Basic Auth-Specific Remediation in Echo Go — concrete code fixes
Remediation focuses on ensuring that identification is tied to verified credentials, transported securely, and validated on each request. Below are concrete steps and code examples for securing Basic Auth in Echo Go.
- Always serve over HTTPS to protect credentials in transit. Configure TLS in Echo and reject non-TLS requests for sensitive endpoints.
- Use middleware to parse and validate credentials consistently, and avoid logging Authorization headers.
- Implement per-request authentication rather than caching authenticated identities without validation.
Example secure Basic Auth middleware in Echo Go:
package main
import (
"net/http"
"strings"
"github.com/labstack/echo/v4"
"github.com/labstack/echo/v4/middleware"
)
// secureBasicAuth validates Basic Auth credentials on each request.
// Credentials are verified against a secure source (e.g., database or hashed store).
func secureBasicAuth(next echo.HandlerFunc) echo.HandlerFunc {
return func(c echo.Context) error {
auth := c.Request().Header.Get(echo.HeaderAuthorization)
if auth == "" || !strings.HasPrefix(auth, "Basic ") {
return echo.ErrUnauthorized
}
payload, err := middleware.BasicAuthExtract(auth)
if err != nil {
return echo.ErrUnauthorized
}
username := payload.Username
password := payload.Password
// TODO: replace with secure credential verification, e.g., constant-time compare against a hashed store.
if !isValidUser(username, password) {
return echo.ErrUnauthorized
}
// Attach user to context for downstream handlers, avoiding long-lived identity caching.
c.Set("user", username)
return next(c)
}
}
// isValidUser is a placeholder for secure credential validation.
// In production, use constant-time comparison and rate-limiting per username.
func isValidUser(username, password string) bool {
// Example: check against environment variables or secure store; not suitable for production users.
const validUser = "admin"
const validPass = "S3cureP@ss!"
return username == validUser && password == validPass
}
func main() {
e := echo.New()
// Enforce HTTPS in production; reject insecure requests.

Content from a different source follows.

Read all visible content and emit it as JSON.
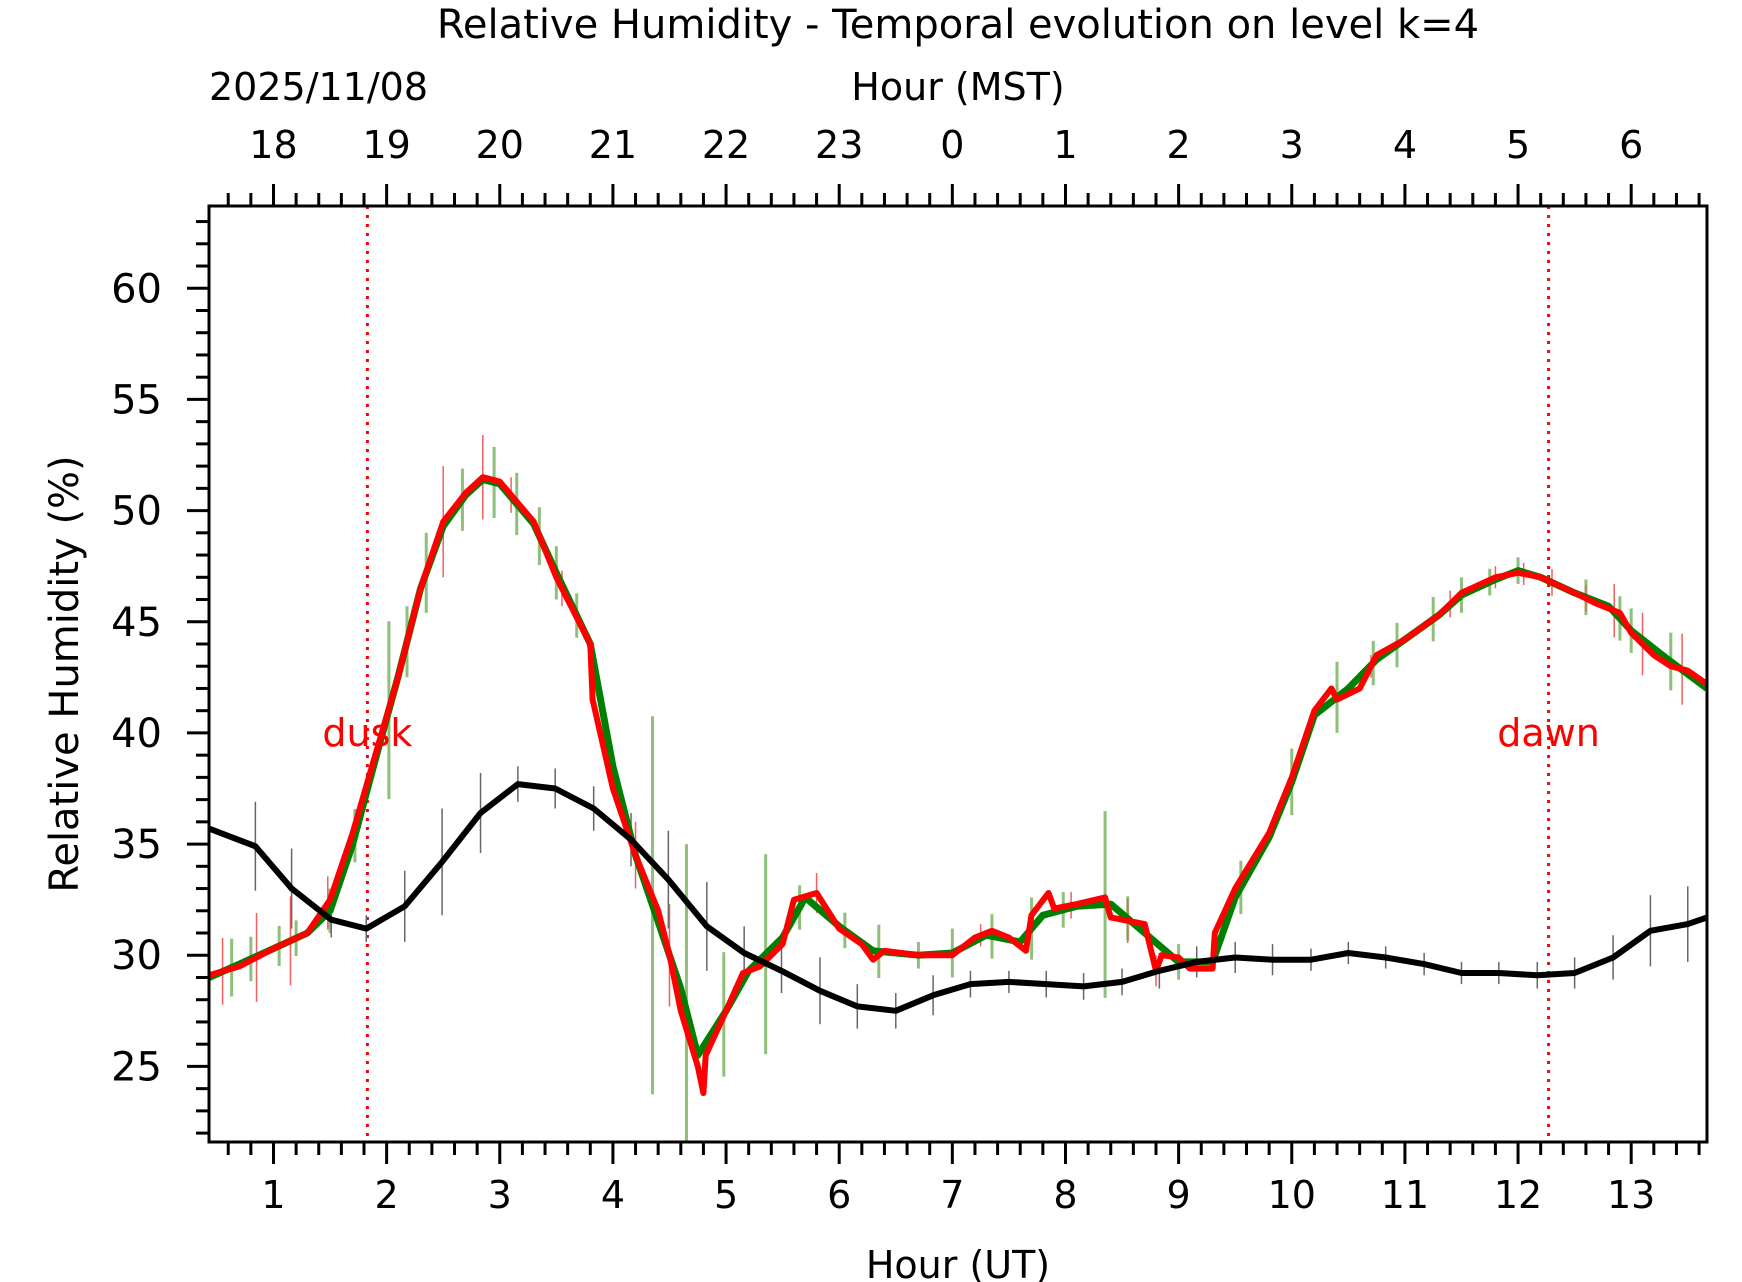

e.Use(middleware.RequireSecure())
// Apply secure Basic Auth to protected routes.
e.GET('/admin', secureBasicAuth(func(c echo.Context) error {
return c.String(http.StatusOK, "Admin area")
}))
// Optional: apply global rate limiting to mitigate brute-force identification attacks.
e.Use(middleware.RateLimiter(middleware.NewRateLimiterMemoryStore(100)))
e.Logger.Fatal(e.StartTLS(":8443", "cert.pem", "key.pem"))
}
Key remediation points:
- Use
middleware.RequireSecure()to enforce HTTPS, ensuring encryption and preventing credential exposure (Data Exposure and Encryption checks). - Extract and validate credentials per request, avoiding session caching that could lead to identification confusion or BOLA/IDOR.
- Apply rate limiting globally or on authentication paths to reduce brute-force or enumeration risks; middleBrick’s Rate Limiting check will flag missing or weak controls.
- Ensure that user identity derived from credentials is validated server-side on each access, aligning with least-privilege and proper authorization mapping.
After applying these fixes, re-run middleBrick scans (CLI: middlebrick scan <url> or via the Dashboard) to confirm that Encryption, Authentication, and Authorization findings are resolved and that no new identification issues are exposed.